Yes, it’s worse than the flu: breaking the coronavirus myths

The truth about the coronavirus, the protective value of face masks and how easy it is to get Covid-19.

Myth: “It is no more dangerous than the winter flu”

Many people who contract coronavirus do not experience anything worse than the symptoms of seasonal flu, but the overall profile of the disease, including its death rate, appears more severe. At the beginning of an outbreak, the apparent death rate can be an overestimate if many mild cases are missed. But this week, a WHO expert suggested that this has not been the case with Covid-19. Bruce Aylward, who led an international mission to China to learn about the virus and the country’s response, said the evidence does not suggest that we were only seeing the tip of the iceberg. If confirmed with further evidence, this could mean that current estimates of a death rate of about 1% are accurate. This would make Covid-19 is about 10 times more deadly than seasonal flu, which is estimated to kill between 290,000 and 650,000 people a year worldwide.

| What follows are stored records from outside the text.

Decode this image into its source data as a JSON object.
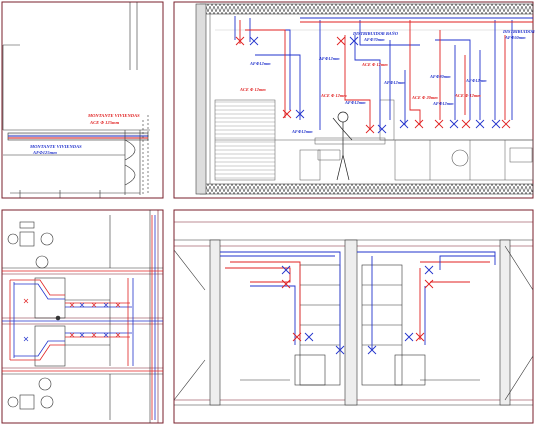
{
  "colors": {
    "frame": "#7a1f2b",
    "line": "#333333",
    "hot": "#e02020",
    "cold": "#2233cc",
    "hatch": "#888888"
  },
  "labels": {
    "montante_viviendas_1": "MONTANTE VIVIENDAS",
    "ace_125": "ACE Φ 125mm",
    "montante_viviendas_2": "MONTANTE VIVIENDAS",
    "af_125": "AFΦ125mm",
    "distribuidor_bano": "DISTRIBUIDOR BAÑO",
    "af_70_bano": "AFΦ70mm",
    "distribuidor_2": "DISTRIBUIDOR",
    "af_50_dist": "AFΦ50mm",
    "af_12_a": "AFΦ12mm",
    "ace_12_a": "ACE Φ 12mm",
    "af_12_b": "AFΦ12mm",
    "af_12_c": "AFΦ12mm",
    "ace_12_b": "ACE Φ 12mm",
    "ace_12_c": "ACE Φ 12mm",
    "af_12_d": "AFΦ12mm",
    "af_12_e": "AFΦ12mm",
    "af_20": "AFΦ20mm",
    "af_12_f": "AFΦ12mm",
    "ace_20": "ACE Φ 20mm",
    "af_12_g": "AFΦ12mm",
    "ace_12_d": "ACE Φ 12mm"
  }
}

Myth: “It only kills the elderly, so younger people can relax”

Most people who are not elderly and do not have underlying health conditions will not get seriously ill with Covid-19. But the disease is still more likely to cause severe respiratory symptoms than seasonal flu and other groups are at riskHealthcare workers, for example, are more vulnerable because they are likely to have greater exposure to the virus.

The actions that young and healthy people take, including symptoms and quarantine instructions, will play an important role in protecting the most vulnerable in society and shaping the overall trajectory of the outbreak.

Myth: ‘Masks don’t work’

Wearing a face mask is certainly not an ironclad guarantee that you won’t get sick; Viruses can also be transmitted through the eyes and small viral particles, known as aerosols, can penetrate masks. However, masks are effective at capturing droplets, which is a major transmission route for the coronavirus, and some studies have estimated approximately five-fold protection versus no barrier alone (although others have found lower levels of effectiveness).

If you are likely to be in close contact with someone infected, a mask reduces the chance of the disease being transmitted. If you have symptoms of coronavirus or have been diagnosed, wearing a mask can also protect others. Therefore, masks are crucial for health and social care workers caring for patients and are also recommended for family members who need to care for someone who is ill; ideally, both the patient and the caregiver should have a mask.

However, the masks will likely make little difference if you’re just walking around town or taking a bus, so you don’t need to buy a large supply in bulk.

Myth: “You must be with an infected person for 10 minutes”

For the flu, some hospital guidelines define exposure as being within six feet of an infected person sneezing or coughing for 10 minutes or more. Nevertheless, it is possible to become infected with shorter interactions or even by picking up the virus from contaminated surfaces, although this is believed to be a less common transmission route.

Myth: “A vaccine could be ready in a few months”

Scientists rushed out of the gates as they began development of a vaccine for the new coronavirus, aided by the early release of the genetic sequence by Chinese researchers. The development of a viable vaccine continues apace, with several teams now testing candidates in animal experiments. However, the incremental trials required before a commercial vaccine can be implemented remains a lengthy undertaking, and an essential task to ensure that even rare side effects are detected. A commercially available vaccine within a year would be quick.

Myth: “If a pandemic is declared, there is nothing else we can do to stop the spread”

A pandemic is defined as the worldwide spread of a new disease, but the exact threshold for declaring one is quite vague. In practice, the actions that are taken would not change whether or not a pandemic is declared. Containment measures are not simply about eliminating the disease completely. Delaying the appearance of an outbreak or decreasing the peak is crucial to allow health systems to cope with a sudden influx of patients.